Nevertheless, the feeling at grass roots level is of shock and concern. This concern is misplaced, at least time wise. It should have taken place when the country was debating the issue, and then when the House was debating it. To now pin the hopes on the new President who has correctly said she would follow her constitutional role is worse than futile. It is counterproductive.

Beyond the Civil Union Bill (which is not gay marriage as it has been unfairly described, even with adoption thrown in), there are far more serious matters happening at grass roots level that worry people. Those who feel that tomorrow is the end of the world are right in a way: it is the end of a world, the world we used to know. But it is not the end of the world.

The country has been shocked by all the implications surrounding the death of a young girl and the arraignment of her drama teacher and has been lapping up all the sordid details.

For all that has been written, there is much, much more that the media, the so-blasted media, have not revealed. Facebook pages have been removed but now everybody has discovered AskFM and we have had endless television shows with police officers warning parents to keep their children away from it. There are other sites, such as Tumblr, which are as revelatory.

This, as I see it, is the reality. It is the end of a world, but not the end of the world. The reality is that today’s young people life is far removed from that of their parents’ youth. Parents today cannot fathom what their teenage children experience from the internet and the many sites they access. They just have no idea what their children are up to. Until maybe it is too late.

In our time, it always took two or more generations for fashions abroad to come here. Our children today are on the same wavelength as their counterparts elsewhere in Europe and in the US. A cursory reading of the media in these countries shows that greater countries have not found any ready solution and are still plagued by youth deaths, and so on.

However, without meaning to in any way belittle our efforts and inordinately praising that of others just because they are foreign, there are areas where we can do far better. One such area, very topical these days, is education. Here is a link to a blog post I found yesterday which makes very interesting reading: http://confessionsofachocolateeater.wordpress.com/2014/04/10/whats-with-our-ask-fm-generation/

We have not even begun to scratch the surface. Our educational system is far too monolithic while other countries, perhaps the US more than the UK, have been experimenting with different types of schools, some (to refer to the blog post) more teacher-based than Education Department-based.

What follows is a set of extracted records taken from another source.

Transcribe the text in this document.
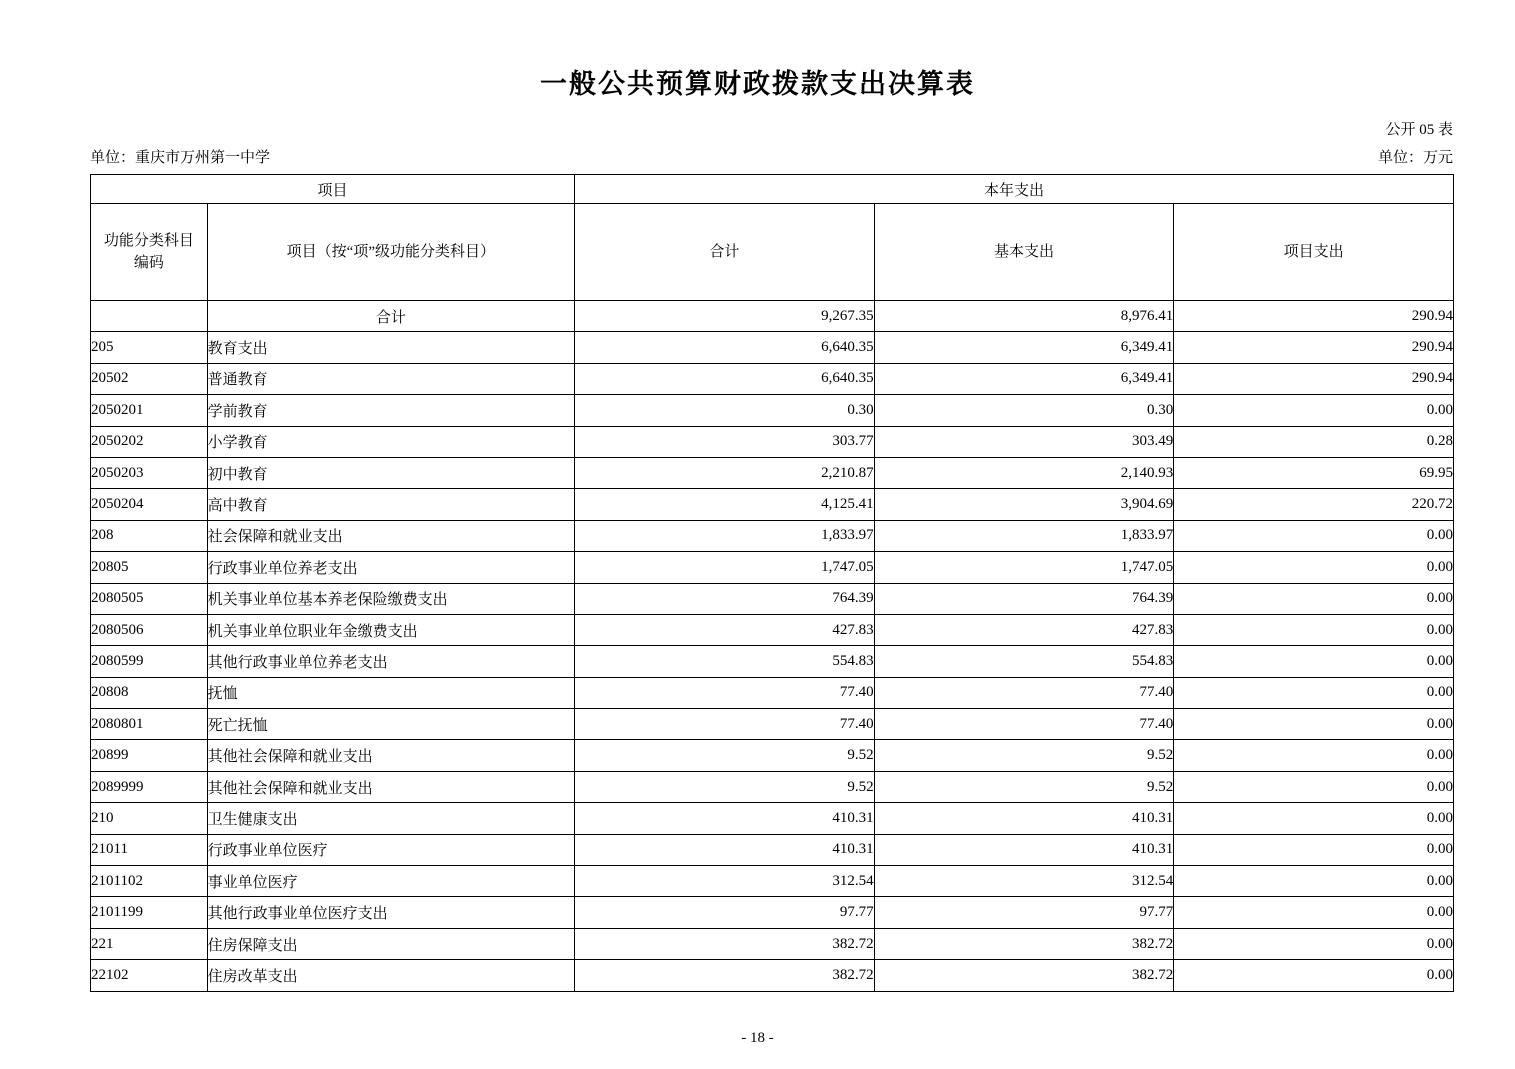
一般公共预算财政拨款支出决算表
公开 05 表
单位：重庆市万州第一中学	单位：万元
项目		本年支出		

功能分类科目
编码	项目（按“项”级功能分类科目）	合计	基本支出	项目支出
	合计	9,267.35	8,976.41	290.94
205	教育支出	6,640.35	6,349.41	290.94
20502	普通教育	6,640.35	6,349.41	290.94
2050201	学前教育	0.30	0.30	0.00
2050202	小学教育	303.77	303.49	0.28
2050203	初中教育	2,210.87	2,140.93	69.95
2050204	高中教育	4,125.41	3,904.69	220.72
208	社会保障和就业支出	1,833.97	1,833.97	0.00
20805	行政事业单位养老支出	1,747.05	1,747.05	0.00
2080505	机关事业单位基本养老保险缴费支出	764.39	764.39	0.00
2080506	机关事业单位职业年金缴费支出	427.83	427.83	0.00
2080599	其他行政事业单位养老支出	554.83	554.83	0.00
20808	抚恤	77.40	77.40	0.00
2080801	死亡抚恤	77.40	77.40	0.00
20899	其他社会保障和就业支出	9.52	9.52	0.00
2089999	其他社会保障和就业支出	9.52	9.52	0.00
210	卫生健康支出	410.31	410.31	0.00
21011	行政事业单位医疗	410.31	410.31	0.00
2101102	事业单位医疗	312.54	312.54	0.00
2101199	其他行政事业单位医疗支出	97.77	97.77	0.00
221	住房保障支出	382.72	382.72	0.00
22102	住房改革支出	382.72	382.72	0.00
- 18 -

This is just one approach. Families that function are another. As I see it, away from fundamental diktats, there can be (and are, even if we may not have come across them) loving families that foster growth and care in so many formats. What I know is that I know some very dysfunctional families in the traditional mode.

Besides, we are all citizens of the same country and every citizen has his/her rights. That includes minorities and they should be allowed full and free use of their rights, including the right to spend their lives how they believe they should with whom they believe they must.

I just do not believe they must make a song and a dance to celebrate the coming into effect of a law allowing them to enjoy their rights. But maybe they feel they must and, if that is the case, I will not stop them.

The country has far more serious problems that are not so easily solved. Apart from the political problems that we seem unable to solve, to the increasing environmental problems, to the problems of the still remaining (and increasing) pockets of poverty, to problems of discrimination and racism, etc.

Our media and our leaders seem oblivious to most of these or only tackle these issues when they can derive some electoral footage but otherwise they let them fester.

Maybe tomorrow, after the gay celebrations are over, we will return to being a normal country. And maybe we can learn to focus on real issues instead of allowing ourselves to be duped by traditional feasts that sweep the real issues under the national carpet. (Not that gay rights was not, so far, a real issue).